A man’s dating past says a lot about his character and personality – and whether he’s good relationship material. So, here’s some advice from Meagan McCrary and Julie Fishman, who wrote The Little Black Book of Big Red Flags:
The divorced guy. Being divorced is no longer a deal-breaker. But before things get serious, ask questions about why the marriage ended. If there were issues – like he didn’t want kids and his wife did – that’s important information. Also, make sure his divorce is final. And that he isn’t just playing the field ‘til his wife takes him back.
The guy who’s been cheated on. Our experts say he’ll probably have trust issues. And may have trouble opening up for fear of getting his heart broken again.
What if he’s the one who cheated? It doesn’t mean he'll cheat on you, but you should ask why he was unfaithful. And if he hasn't worked to change his behavior, it’ll probably happen again.
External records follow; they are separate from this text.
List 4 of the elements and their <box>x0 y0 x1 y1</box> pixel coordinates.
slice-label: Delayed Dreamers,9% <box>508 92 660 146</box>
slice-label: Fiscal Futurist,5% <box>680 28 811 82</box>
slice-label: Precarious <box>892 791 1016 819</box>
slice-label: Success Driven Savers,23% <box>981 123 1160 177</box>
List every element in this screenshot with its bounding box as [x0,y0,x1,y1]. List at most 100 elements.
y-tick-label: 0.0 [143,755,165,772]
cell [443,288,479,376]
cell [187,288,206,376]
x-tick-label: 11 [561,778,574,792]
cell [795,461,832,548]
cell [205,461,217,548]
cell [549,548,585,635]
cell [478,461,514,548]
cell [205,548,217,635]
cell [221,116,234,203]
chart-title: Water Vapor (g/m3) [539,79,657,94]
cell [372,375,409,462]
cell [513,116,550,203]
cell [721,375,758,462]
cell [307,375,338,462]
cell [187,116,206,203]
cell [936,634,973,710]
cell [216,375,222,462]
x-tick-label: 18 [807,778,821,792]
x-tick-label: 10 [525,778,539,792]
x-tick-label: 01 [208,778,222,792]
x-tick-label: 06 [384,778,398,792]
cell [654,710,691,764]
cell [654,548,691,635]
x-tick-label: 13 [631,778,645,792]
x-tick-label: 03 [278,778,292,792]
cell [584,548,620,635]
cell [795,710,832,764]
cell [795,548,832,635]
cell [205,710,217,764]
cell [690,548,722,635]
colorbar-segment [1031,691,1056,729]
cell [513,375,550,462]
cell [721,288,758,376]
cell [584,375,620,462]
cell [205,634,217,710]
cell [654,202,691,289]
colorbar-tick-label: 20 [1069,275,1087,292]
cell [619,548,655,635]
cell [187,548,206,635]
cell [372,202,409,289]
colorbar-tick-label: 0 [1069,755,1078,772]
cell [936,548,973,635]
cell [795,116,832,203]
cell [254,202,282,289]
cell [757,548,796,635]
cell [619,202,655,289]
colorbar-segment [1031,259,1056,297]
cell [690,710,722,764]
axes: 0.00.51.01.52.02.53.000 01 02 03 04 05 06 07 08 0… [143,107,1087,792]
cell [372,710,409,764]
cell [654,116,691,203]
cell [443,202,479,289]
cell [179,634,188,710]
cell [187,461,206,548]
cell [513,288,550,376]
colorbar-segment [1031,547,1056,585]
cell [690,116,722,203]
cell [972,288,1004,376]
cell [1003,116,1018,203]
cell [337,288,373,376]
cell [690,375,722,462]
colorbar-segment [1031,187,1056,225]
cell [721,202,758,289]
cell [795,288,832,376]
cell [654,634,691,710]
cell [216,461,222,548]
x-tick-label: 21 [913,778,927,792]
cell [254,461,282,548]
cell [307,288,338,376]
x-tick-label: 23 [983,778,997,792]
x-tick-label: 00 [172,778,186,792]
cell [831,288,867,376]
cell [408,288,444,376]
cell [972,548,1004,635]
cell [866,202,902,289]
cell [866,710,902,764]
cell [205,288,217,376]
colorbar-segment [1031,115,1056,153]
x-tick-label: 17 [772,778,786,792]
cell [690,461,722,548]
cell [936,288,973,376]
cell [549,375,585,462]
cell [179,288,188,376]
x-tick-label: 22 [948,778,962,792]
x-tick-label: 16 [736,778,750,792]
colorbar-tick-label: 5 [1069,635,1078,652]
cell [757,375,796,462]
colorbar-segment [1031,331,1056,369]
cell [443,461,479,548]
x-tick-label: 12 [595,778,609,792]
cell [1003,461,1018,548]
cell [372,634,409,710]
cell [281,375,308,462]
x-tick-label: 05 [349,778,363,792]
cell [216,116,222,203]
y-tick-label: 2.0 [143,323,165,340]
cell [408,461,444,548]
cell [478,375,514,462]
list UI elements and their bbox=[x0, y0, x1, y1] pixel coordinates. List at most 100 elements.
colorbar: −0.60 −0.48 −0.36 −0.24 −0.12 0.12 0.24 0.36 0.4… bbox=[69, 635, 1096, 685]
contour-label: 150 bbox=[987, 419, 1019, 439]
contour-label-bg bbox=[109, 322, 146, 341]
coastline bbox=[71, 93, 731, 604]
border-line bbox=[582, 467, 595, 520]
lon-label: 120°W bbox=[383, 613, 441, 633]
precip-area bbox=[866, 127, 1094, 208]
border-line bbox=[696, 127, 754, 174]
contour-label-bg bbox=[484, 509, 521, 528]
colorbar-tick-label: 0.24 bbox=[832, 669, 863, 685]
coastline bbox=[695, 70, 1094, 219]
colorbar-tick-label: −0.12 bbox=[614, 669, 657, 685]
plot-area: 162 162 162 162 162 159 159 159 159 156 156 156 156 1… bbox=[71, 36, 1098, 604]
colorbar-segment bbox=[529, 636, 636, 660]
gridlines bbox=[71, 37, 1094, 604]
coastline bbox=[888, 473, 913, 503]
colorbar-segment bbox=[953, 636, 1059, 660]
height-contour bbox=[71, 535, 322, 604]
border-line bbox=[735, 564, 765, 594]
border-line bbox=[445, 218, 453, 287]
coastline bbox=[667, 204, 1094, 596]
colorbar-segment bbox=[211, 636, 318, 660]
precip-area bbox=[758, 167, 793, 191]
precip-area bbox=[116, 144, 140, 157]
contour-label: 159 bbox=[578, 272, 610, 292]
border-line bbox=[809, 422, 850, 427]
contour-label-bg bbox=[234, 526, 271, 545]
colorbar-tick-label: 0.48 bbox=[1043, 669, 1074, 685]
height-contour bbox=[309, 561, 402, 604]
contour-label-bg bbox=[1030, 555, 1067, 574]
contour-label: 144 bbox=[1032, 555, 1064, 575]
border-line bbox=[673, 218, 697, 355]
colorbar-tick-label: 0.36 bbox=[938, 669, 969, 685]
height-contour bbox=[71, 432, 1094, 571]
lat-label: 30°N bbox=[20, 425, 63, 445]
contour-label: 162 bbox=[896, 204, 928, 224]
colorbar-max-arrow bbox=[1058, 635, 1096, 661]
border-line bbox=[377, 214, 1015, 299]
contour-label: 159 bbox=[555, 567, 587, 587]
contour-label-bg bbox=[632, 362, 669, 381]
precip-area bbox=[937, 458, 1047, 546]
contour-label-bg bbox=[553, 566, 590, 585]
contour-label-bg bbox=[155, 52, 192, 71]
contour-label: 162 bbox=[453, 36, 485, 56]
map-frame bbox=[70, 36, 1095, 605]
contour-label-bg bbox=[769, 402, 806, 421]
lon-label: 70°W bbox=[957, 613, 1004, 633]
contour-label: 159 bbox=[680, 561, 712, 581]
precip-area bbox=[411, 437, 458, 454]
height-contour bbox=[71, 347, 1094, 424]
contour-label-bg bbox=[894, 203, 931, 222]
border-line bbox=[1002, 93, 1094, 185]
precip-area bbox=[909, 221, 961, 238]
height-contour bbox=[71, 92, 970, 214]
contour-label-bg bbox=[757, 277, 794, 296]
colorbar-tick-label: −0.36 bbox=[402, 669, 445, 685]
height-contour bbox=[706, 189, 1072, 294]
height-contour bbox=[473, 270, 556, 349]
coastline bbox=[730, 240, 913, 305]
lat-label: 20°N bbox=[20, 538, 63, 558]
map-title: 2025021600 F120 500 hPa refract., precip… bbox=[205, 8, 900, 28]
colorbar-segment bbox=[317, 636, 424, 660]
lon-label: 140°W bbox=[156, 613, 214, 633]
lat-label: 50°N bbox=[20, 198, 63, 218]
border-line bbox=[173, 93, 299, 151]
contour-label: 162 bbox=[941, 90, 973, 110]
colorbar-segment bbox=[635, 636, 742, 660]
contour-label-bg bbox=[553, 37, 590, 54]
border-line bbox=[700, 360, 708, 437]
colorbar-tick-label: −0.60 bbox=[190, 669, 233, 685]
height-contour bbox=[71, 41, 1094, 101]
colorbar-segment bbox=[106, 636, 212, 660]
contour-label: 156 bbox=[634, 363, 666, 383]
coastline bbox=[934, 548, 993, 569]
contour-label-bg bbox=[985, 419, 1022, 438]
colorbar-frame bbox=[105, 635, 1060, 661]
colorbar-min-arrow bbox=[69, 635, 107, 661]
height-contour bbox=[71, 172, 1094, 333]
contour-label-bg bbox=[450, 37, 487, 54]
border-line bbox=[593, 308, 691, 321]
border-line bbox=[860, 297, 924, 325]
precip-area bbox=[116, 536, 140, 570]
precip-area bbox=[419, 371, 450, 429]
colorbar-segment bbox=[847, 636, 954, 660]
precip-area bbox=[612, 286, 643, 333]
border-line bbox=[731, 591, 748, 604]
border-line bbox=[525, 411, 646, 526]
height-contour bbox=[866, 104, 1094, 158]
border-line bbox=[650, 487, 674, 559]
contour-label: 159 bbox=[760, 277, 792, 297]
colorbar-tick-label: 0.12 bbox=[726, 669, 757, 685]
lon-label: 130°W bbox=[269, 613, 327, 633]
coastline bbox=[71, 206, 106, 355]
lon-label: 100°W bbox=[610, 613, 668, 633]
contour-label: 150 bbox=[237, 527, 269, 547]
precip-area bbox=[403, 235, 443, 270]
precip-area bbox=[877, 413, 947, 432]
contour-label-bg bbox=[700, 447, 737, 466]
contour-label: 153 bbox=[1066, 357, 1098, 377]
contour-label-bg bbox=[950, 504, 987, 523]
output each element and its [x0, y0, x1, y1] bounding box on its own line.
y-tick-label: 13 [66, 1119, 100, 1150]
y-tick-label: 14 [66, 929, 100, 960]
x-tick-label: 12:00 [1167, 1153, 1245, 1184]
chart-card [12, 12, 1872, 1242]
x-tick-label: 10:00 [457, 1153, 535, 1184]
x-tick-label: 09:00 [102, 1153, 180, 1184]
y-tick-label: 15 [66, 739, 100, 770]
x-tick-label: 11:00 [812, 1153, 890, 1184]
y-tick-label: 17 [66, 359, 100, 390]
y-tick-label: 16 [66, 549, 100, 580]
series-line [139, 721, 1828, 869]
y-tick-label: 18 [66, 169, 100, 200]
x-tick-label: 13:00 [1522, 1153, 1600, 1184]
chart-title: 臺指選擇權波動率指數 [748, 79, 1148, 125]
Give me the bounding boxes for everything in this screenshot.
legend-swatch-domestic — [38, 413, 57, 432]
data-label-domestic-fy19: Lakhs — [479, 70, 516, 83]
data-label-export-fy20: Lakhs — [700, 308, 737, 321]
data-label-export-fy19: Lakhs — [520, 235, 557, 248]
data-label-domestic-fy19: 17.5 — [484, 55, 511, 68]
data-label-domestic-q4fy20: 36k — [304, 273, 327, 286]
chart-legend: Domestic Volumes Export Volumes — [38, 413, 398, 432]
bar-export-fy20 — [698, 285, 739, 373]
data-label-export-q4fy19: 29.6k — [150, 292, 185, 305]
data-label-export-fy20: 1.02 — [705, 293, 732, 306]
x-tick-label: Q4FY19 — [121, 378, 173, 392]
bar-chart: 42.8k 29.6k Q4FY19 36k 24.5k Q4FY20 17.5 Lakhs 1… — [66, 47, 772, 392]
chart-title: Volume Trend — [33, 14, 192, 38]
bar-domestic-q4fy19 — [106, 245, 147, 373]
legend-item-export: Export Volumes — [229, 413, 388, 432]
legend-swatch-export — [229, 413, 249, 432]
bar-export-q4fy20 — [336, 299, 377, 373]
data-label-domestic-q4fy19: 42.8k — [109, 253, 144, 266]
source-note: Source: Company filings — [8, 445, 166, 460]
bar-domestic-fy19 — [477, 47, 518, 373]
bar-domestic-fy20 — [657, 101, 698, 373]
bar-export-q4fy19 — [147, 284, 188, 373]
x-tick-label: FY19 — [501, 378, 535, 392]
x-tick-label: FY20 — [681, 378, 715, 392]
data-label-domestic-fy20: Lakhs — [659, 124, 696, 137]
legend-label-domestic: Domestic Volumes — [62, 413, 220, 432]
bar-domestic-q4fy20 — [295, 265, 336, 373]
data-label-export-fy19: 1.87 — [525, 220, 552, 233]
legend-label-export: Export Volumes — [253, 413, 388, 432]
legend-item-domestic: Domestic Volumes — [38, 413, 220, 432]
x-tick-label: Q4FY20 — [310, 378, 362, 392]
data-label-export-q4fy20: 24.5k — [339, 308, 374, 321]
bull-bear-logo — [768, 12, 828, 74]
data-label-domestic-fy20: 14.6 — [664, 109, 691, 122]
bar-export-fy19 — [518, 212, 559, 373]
The serial monogamist. He’s obviously not afraid of commitment. But our experts say that jumping from one serious relationship to another may mean he hates being alone.
And the guy whose last relationship was on-again, off-again? Our experts say that someone who doesn’t know what he wants will have a hard time fully committing to a relationship. That means, he’ll probably be off-and-on with you, too. So, try to find out if he now knows what he is or isn’t looking for in a partner.
Should you date a man who broke off an engagement? If the relationship wasn’t working, he was probably smart not to get married. But ask him why he proposed in the first place. You may find out he’s impulsive, or maybe he had pressure from family. All good clues about his character.